18.45. Was auch immer die Quadratwurzel der rupas ist, die mit dem Quadrat [und] erhöht um das Quadrat der Hälfte der Unbekannten multipliziert wird, verringern Sie das um die Hälfte der Unbekannten [und] teilen Sie [den Rest] durch sein Quadrat. [Das Ergebnis ist] die Unbekannte.

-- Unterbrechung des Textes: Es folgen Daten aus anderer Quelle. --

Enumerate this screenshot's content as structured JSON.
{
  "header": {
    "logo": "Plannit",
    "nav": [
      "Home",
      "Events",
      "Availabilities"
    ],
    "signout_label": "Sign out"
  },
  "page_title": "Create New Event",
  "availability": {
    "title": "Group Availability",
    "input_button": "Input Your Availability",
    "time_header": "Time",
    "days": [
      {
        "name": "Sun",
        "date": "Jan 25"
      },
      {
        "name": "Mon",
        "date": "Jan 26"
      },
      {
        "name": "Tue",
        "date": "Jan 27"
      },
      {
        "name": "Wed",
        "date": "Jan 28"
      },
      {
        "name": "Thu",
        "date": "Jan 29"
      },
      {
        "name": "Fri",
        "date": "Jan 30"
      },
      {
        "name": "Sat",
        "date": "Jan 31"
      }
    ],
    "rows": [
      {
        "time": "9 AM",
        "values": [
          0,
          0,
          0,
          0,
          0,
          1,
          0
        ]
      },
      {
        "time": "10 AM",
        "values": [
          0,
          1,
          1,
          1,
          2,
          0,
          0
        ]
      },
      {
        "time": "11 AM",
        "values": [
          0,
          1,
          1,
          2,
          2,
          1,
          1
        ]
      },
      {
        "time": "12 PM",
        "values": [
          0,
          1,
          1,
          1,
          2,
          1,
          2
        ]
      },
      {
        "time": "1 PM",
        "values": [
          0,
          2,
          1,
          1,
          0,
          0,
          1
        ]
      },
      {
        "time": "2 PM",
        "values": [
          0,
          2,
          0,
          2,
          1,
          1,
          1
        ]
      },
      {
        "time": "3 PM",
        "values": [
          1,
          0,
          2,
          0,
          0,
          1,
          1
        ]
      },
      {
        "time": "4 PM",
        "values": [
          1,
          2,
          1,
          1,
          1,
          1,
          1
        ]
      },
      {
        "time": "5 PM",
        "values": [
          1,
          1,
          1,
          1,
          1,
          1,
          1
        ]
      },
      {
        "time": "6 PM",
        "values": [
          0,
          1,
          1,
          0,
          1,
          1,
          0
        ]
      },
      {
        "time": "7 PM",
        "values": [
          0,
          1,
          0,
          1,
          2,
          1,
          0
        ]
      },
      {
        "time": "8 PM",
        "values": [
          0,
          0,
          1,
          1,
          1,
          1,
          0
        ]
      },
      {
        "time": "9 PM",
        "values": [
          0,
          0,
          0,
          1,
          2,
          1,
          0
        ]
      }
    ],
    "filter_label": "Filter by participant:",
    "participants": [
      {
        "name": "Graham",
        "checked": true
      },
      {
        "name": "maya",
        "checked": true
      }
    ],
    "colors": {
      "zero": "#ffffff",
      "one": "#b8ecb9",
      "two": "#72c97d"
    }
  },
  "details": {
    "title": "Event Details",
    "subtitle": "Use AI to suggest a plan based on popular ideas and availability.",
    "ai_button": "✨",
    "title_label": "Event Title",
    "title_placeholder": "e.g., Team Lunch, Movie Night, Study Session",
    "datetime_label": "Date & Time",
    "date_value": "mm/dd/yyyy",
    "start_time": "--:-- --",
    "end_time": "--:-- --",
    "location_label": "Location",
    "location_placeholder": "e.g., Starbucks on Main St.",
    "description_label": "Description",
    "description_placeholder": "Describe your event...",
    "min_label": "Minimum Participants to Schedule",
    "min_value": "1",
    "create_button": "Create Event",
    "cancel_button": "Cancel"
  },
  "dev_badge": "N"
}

dies sind jeweils Lösungen für die Gleichung ax2 + bx = c, äquivalent zu,
und
Er fuhr fort, Systeme simultaner unbestimmter Gleichungen zu lösen, indem er feststellte, dass die gewünschte Variable zunächst isoliert werden muss und dann die Gleichung durch den Koeffizienten der gewünschten Variablen geteilt werden muss. Insbesondere empfahl er, „den Pulverizer" zu verwenden, um Gleichungen mit mehreren Unbekannten zu lösen.
18.51. Subtrahieren Sie die Farben, die sich von der ersten Farbe unterscheiden. [Der Rest] geteilt durch die erste [Farbkoeffizient] ist das Maß der ersten. [Ausdrücke] zwei zu zwei [werden] berücksichtigt [wenn reduziert auf] ähnliche Divisoren, [und so weiter] wiederholt. Wenn es viele [Farben] gibt, wird der Pulverizer [verwendet].

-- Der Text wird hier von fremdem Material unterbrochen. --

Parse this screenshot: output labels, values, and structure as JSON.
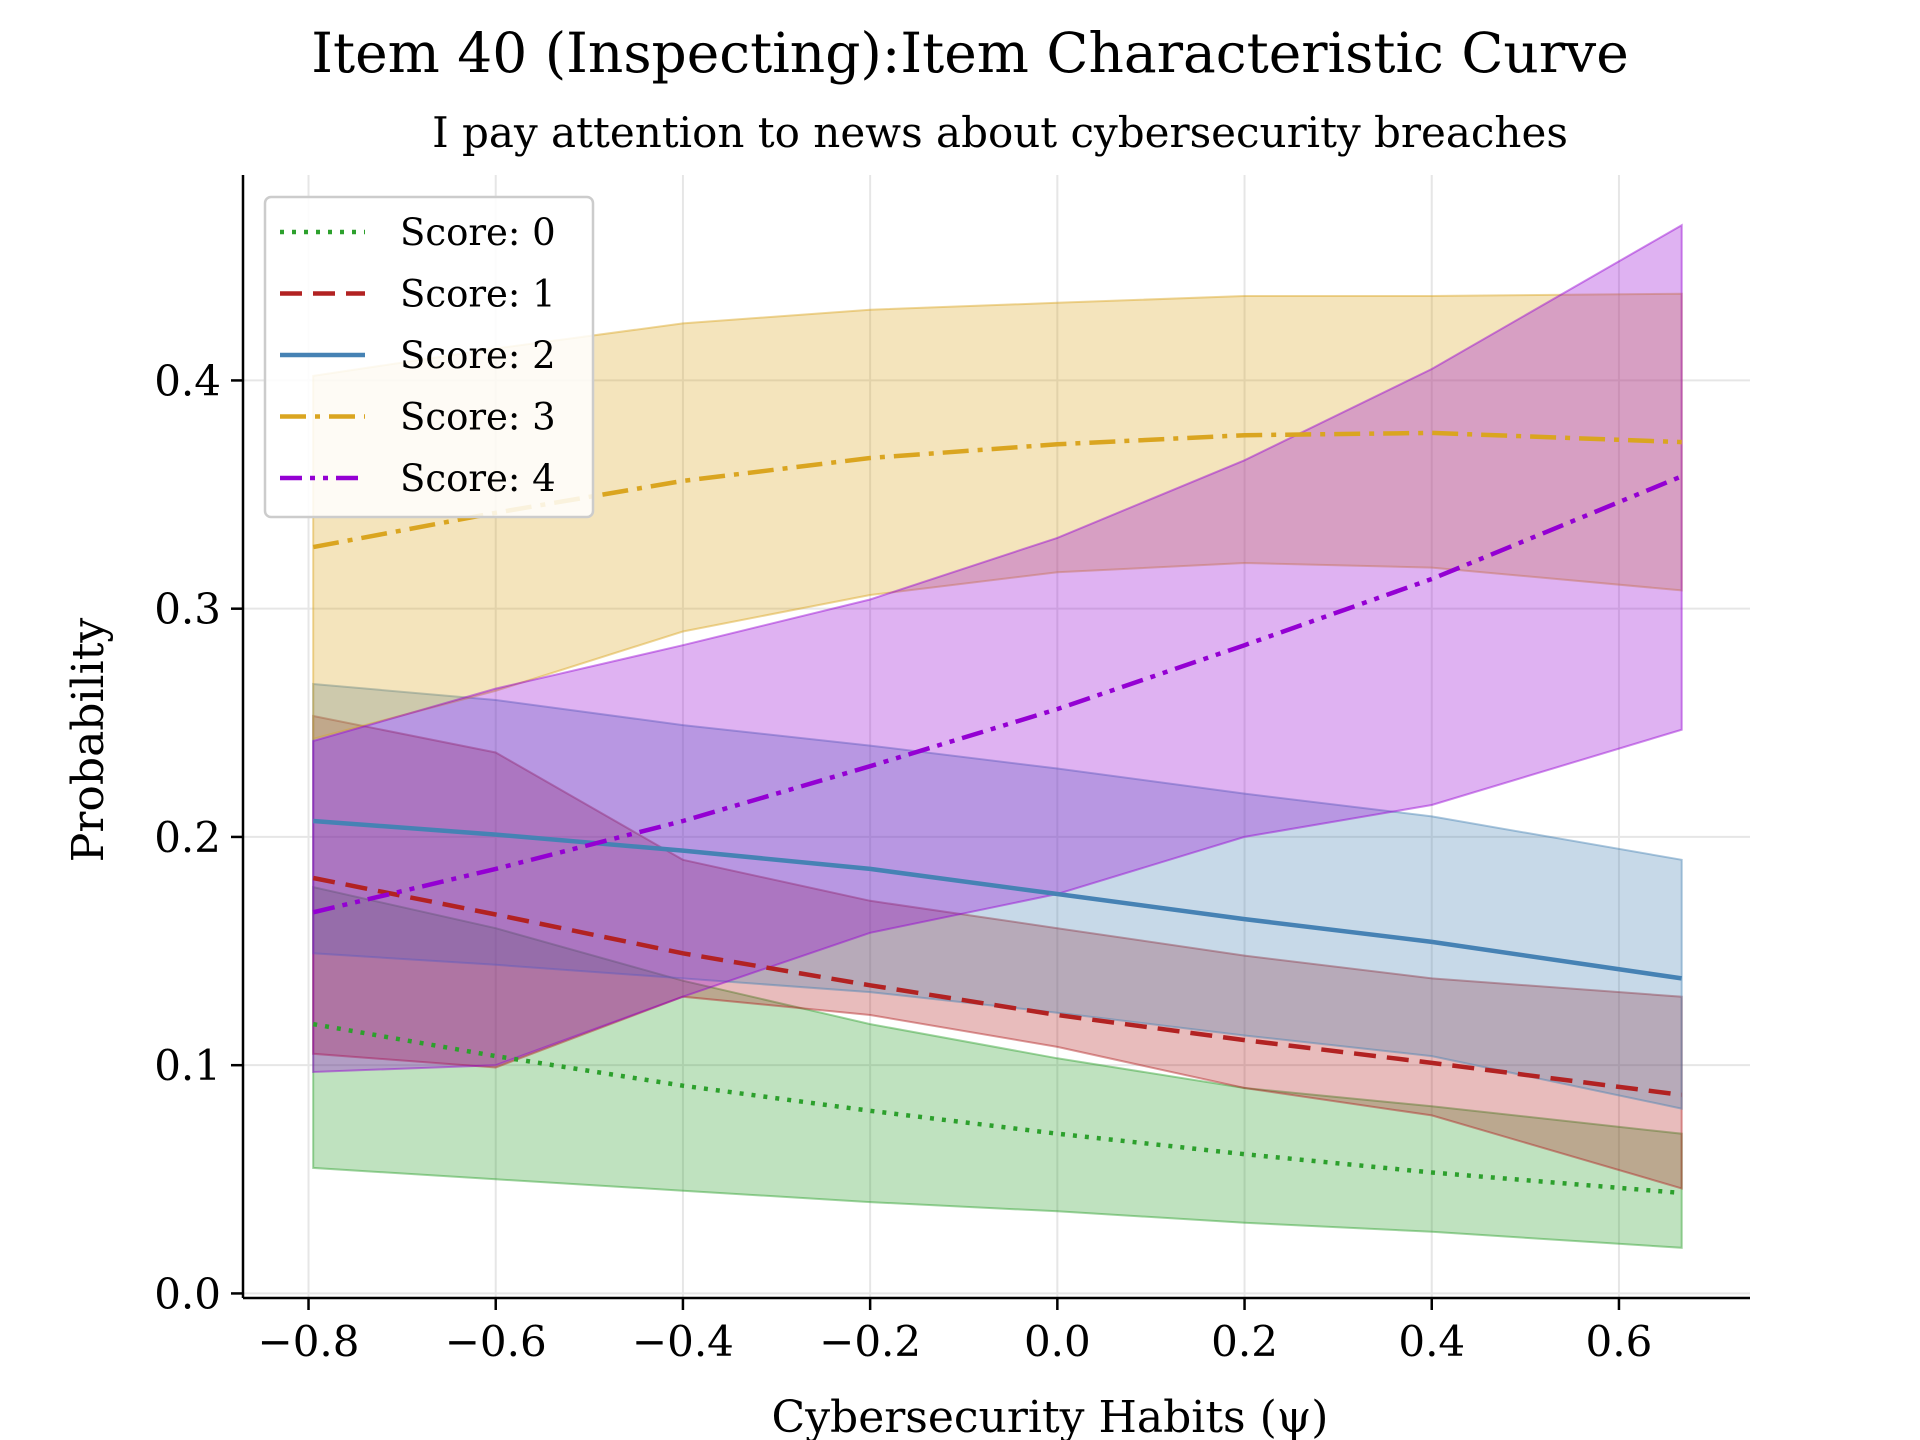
{
  "chart_data": {
    "type": "line",
    "title": "Item 40 (Inspecting):Item Characteristic Curve",
    "subtitle": "I pay attention to news about cybersecurity breaches",
    "xlabel": "Cybersecurity Habits (ψ)",
    "ylabel": "Probability",
    "xlim": [
      -0.87,
      0.74
    ],
    "ylim": [
      -0.002,
      0.49
    ],
    "xticks": [
      -0.8,
      -0.6,
      -0.4,
      -0.2,
      0.0,
      0.2,
      0.4,
      0.6
    ],
    "xtick_labels": [
      "−0.8",
      "−0.6",
      "−0.4",
      "−0.2",
      "0.0",
      "0.2",
      "0.4",
      "0.6"
    ],
    "yticks": [
      0.0,
      0.1,
      0.2,
      0.3,
      0.4
    ],
    "ytick_labels": [
      "0.0",
      "0.1",
      "0.2",
      "0.3",
      "0.4"
    ],
    "grid": true,
    "legend_position": "top-left",
    "x": [
      -0.795,
      -0.6,
      -0.4,
      -0.2,
      0.0,
      0.2,
      0.4,
      0.667
    ],
    "series": [
      {
        "name": "Score: 0",
        "color": "#2ca02c",
        "dash": "dotted",
        "values": [
          0.118,
          0.104,
          0.091,
          0.08,
          0.07,
          0.061,
          0.053,
          0.044
        ],
        "lower": [
          0.055,
          0.05,
          0.045,
          0.04,
          0.036,
          0.031,
          0.027,
          0.02
        ],
        "upper": [
          0.178,
          0.16,
          0.137,
          0.118,
          0.103,
          0.09,
          0.082,
          0.07
        ]
      },
      {
        "name": "Score: 1",
        "color": "#b22222",
        "dash": "dashed",
        "values": [
          0.182,
          0.166,
          0.149,
          0.135,
          0.122,
          0.111,
          0.101,
          0.087
        ],
        "lower": [
          0.105,
          0.099,
          0.13,
          0.122,
          0.108,
          0.09,
          0.078,
          0.046
        ],
        "upper": [
          0.253,
          0.237,
          0.19,
          0.172,
          0.16,
          0.148,
          0.138,
          0.13
        ]
      },
      {
        "name": "Score: 2",
        "color": "#4682b4",
        "dash": "solid",
        "values": [
          0.207,
          0.201,
          0.194,
          0.186,
          0.175,
          0.164,
          0.154,
          0.138
        ],
        "lower": [
          0.149,
          0.144,
          0.138,
          0.132,
          0.123,
          0.113,
          0.104,
          0.081
        ],
        "upper": [
          0.267,
          0.26,
          0.249,
          0.24,
          0.23,
          0.219,
          0.209,
          0.19
        ]
      },
      {
        "name": "Score: 3",
        "color": "#daa520",
        "dash": "dashdot",
        "values": [
          0.327,
          0.342,
          0.356,
          0.366,
          0.372,
          0.376,
          0.377,
          0.373
        ],
        "lower": [
          0.243,
          0.264,
          0.29,
          0.306,
          0.316,
          0.32,
          0.318,
          0.308
        ],
        "upper": [
          0.402,
          0.414,
          0.425,
          0.431,
          0.434,
          0.437,
          0.437,
          0.438
        ]
      },
      {
        "name": "Score: 4",
        "color": "#9400d3",
        "dash": "dashdotdot",
        "values": [
          0.167,
          0.186,
          0.207,
          0.231,
          0.256,
          0.284,
          0.313,
          0.358
        ],
        "lower": [
          0.097,
          0.1,
          0.13,
          0.158,
          0.175,
          0.2,
          0.214,
          0.247
        ],
        "upper": [
          0.242,
          0.265,
          0.284,
          0.304,
          0.331,
          0.365,
          0.405,
          0.468
        ]
      }
    ]
  }
}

Wie die Algebra des Diophant war die Algebra des Brahmagupta synkopiert. Addition wurde durch Nebeneinander der Zahlen angezeigt, Subtraktion durch Platzierung eines Punktes über dem Subtrahend und Division durch Platzierung des Divisors unter dem Dividenden, ähnlich unserer Notation, aber ohne den Strich. Multiplikation, Evolution und unbekannte Größen wurden durch Abkürzungen angemessener Begriffe dargestellt. Das Ausmaß des griechischen Einflusses auf diese Synkope, falls vorhanden, ist nicht bekannt, und es ist möglich, dass sowohl griechische als auch indische Synkope von einer gemeinsamen babylonischen Quelle stammen könnten.
Arithmetik
Die vier grundlegenden Operationen Addition, Subtraktion, Multiplikation und Division waren vielen Kulturen vor Brahmagupta bekannt. Dieses aktuelle System basiert auf dem Hindu-Arabischen Zahlensystem und erschien zunächst in der Brahmasphutasiddhanta. Brahmagupta beschreibt die Multiplikation wie folgt: „Der Multiplikand wird wie eine Schnur für Rinder wiederholt, so oft wie es integrale Teile im Multiplikator gibt, und wird wiederholt mit ihnen multipliziert und die Produkte werden zusammenaddiert. Es ist Multiplikation. Oder der Multiplikand wird so oft wiederholt wie es Komponententeile im Multiplikator gibt". Indische Arithmetik war im Mittelalter in Europa als „Modus Indorum" bekannt, was „Methode der Inder" bedeutet. In der Brahmasphutasiddhanta wurde Multiplikation Gomutrika genannt.

Zu Beginn von Kapitel zwölf seiner Brahmasphutasiddhānta mit dem Titel Berechnung gibt Brahmagupta Operationen auf Brüchen an. Es wird erwartet, dass der Leser die grundlegenden arithmetischen Operationen bis zur Berechnung der Quadratwurzel kennt, obwohl er erklärt, wie man die Kubikwurzel und Kubikwurzel einer ganzen Zahl findet, und später Regeln angibt, die die Berechnung von Quadraten und Quadratwurzeln erleichtern. Er gibt dann Regeln für den Umgang mit fünf Arten von Bruchkombinationen an: a/c + b/c; a/c × b/d; a/1 + b/d; a/c + b/d × a/c = ad + b/cd; und a/c − b/d × a/c = ad − b/cd.
Reihen
Brahmagupta fährt dann fort, die Summe der Quadrate und Kuben der ersten n ganzen Zahlen zu geben.
Hier fand Brahmagupta das Ergebnis in Bezug auf die Summe der ersten n ganzen Zahlen, statt in Bezug auf n wie in der modernen Praxis.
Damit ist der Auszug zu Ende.